Les pertes d'emplois sont déjà massives et, selon les prévisions et les études, elles vont se poursuivre. De nombreux fournisseurs de taille moyenne et des sites situés dans des régions économiquement défavorisées voient leur existence menacée par la délocalisation des chaînes de valeur et la pression sur les marges exercée par les équipementiers. Les experts estiment que jusqu'à 100 000 emplois pourraient être perdus dans l'ensemble du secteur des fournisseurs d'ici 2030, et une vague de faillites parmi les fournisseurs de taille moyenne et les plus petits n'est pas à exclure.
Quels sont les secteurs de l'industrie automobile particulièrement touchés ?

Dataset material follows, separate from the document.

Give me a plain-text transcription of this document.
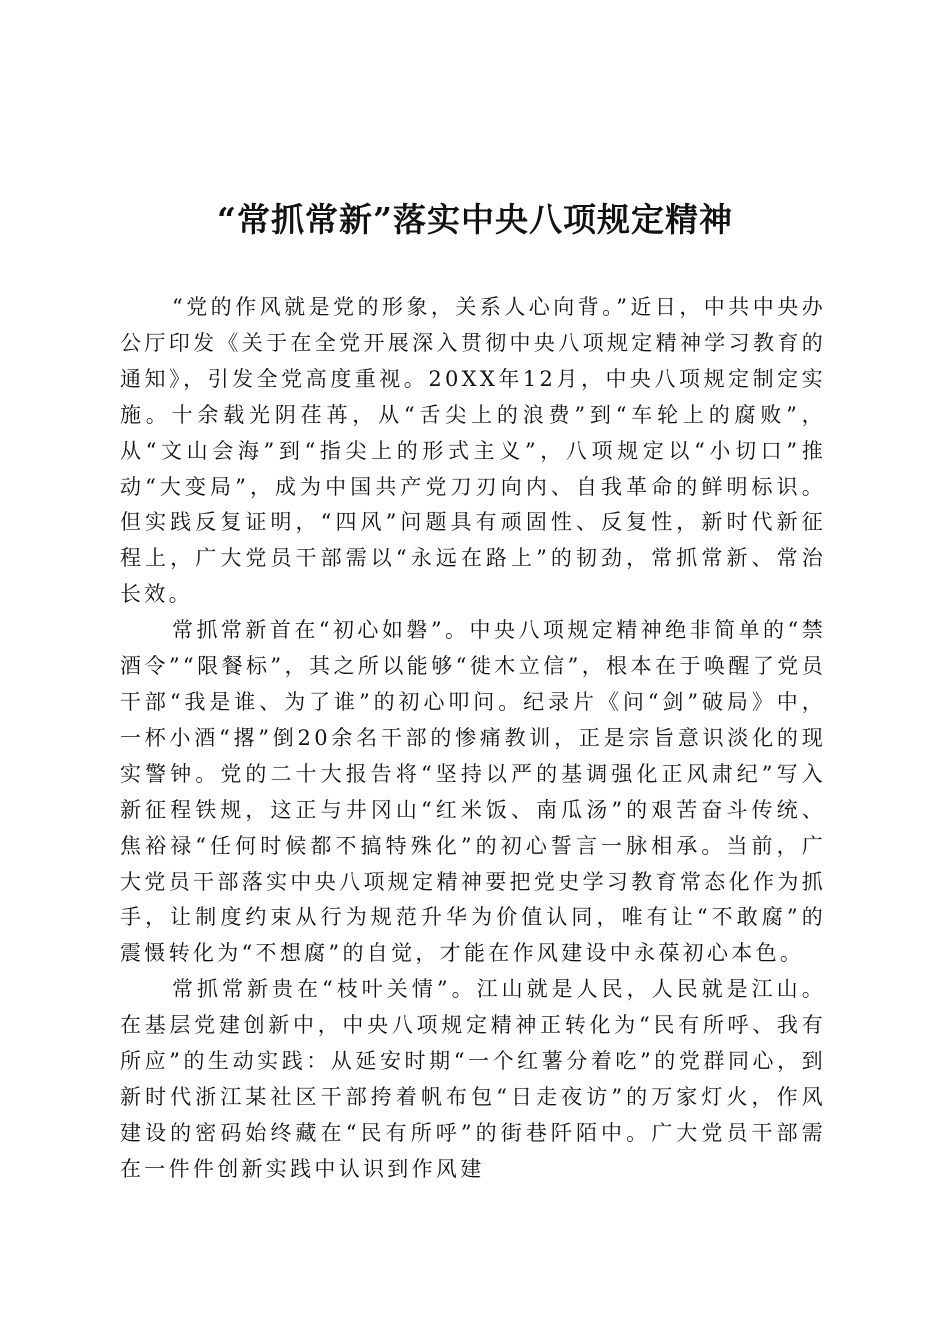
“常抓常新”落实中央八项规定精神

“党的作风就是党的形象，关系人心向背。”近日，中共中央办公厅印发《关于在全党开展深入贯彻中央八项规定精神学习教育的通知》，引发全党高度重视。20XX年12月，中央八项规定制定实施。十余载光阴荏苒，从“舌尖上的浪费”到“车轮上的腐败”，从“文山会海”到“指尖上的形式主义”，八项规定以“小切口”推动“大变局”，成为中国共产党刀刃向内、自我革命的鲜明标识。但实践反复证明，“四风”问题具有顽固性、反复性，新时代新征程上，广大党员干部需以“永远在路上”的韧劲，常抓常新、常治长效。

常抓常新首在“初心如磐”。中央八项规定精神绝非简单的“禁酒令”“限餐标”，其之所以能够“徙木立信”，根本在于唤醒了党员干部“我是谁、为了谁”的初心叩问。纪录片《问“剑”破局》中，一杯小酒“撂”倒20余名干部的惨痛教训，正是宗旨意识淡化的现实警钟。党的二十大报告将“坚持以严的基调强化正风肃纪”写入新征程铁规，这正与井冈山“红米饭、南瓜汤”的艰苦奋斗传统、焦裕禄“任何时候都不搞特殊化”的初心誓言一脉相承。当前，广大党员干部落实中央八项规定精神要把党史学习教育常态化作为抓手，让制度约束从行为规范升华为价值认同，唯有让“不敢腐”的震慑转化为“不想腐”的自觉，才能在作风建设中永葆初心本色。

常抓常新贵在“枝叶关情”。江山就是人民，人民就是江山。在基层党建创新中，中央八项规定精神正转化为“民有所呼、我有所应”的生动实践：从延安时期“一个红薯分着吃”的党群同心，到新时代浙江某社区干部挎着帆布包“日走夜访”的万家灯火，作风建设的密码始终藏在“民有所呼”的街巷阡陌中。广大党员干部需在一件件创新实践中认识到作风建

Les fabricants traditionnels de composants pour moteurs à combustion et ingénierie mécanique sont les plus durement touchés. Mais des réductions drastiques sont également observées dans les secteurs des solutions énergétiques et de la propulsion électrique. Les sites du sud de l'Allemagne, tels que Stuttgart-Feuerbach, Schwieberdingen et Waiblingen, ainsi que Bühl et Homburg, sont au cœur de cette restructuration.
En lien avec ceci :
- Chine, États-Unis, Union européenne : comment votre entreprise peut réussir dans un monde multipolaire
Rôle de la mobilité électrique et des infrastructures de recharge
Quel rôle joue le développement de l'électromobilité, et quel est l'état de l'infrastructure de recharge ?
L'attention politique et médiatique portée à la transition vers l'électromobilité est considérable, mais de nombreux obstacles persistent : après la fin des incitations à l'achat, la demande de voitures électriques a d'abord chuté, avant de se stabiliser quelque peu à partir de 2025. Le gouvernement allemand s'est fixé pour objectif d'installer environ un million de bornes de recharge en Allemagne d'ici 2030. À ce jour (août 2025), on compte environ 170 000 bornes publiques, dont près de 40 000 bornes de recharge rapide. Cependant, nombre de ces bornes sont actuellement sous-utilisées, et le développement de l'infrastructure de recharge progresse beaucoup plus vite que les ventes de véhicules. Il en résulte un double dilemme : d'une part, le développement de l'infrastructure de recharge est considéré comme crucial pour la réussite de cette transition, et d'autre part, on constate actuellement un manque d'incitations à la demande, telles que des primes à l'achat ou des allégements fiscaux.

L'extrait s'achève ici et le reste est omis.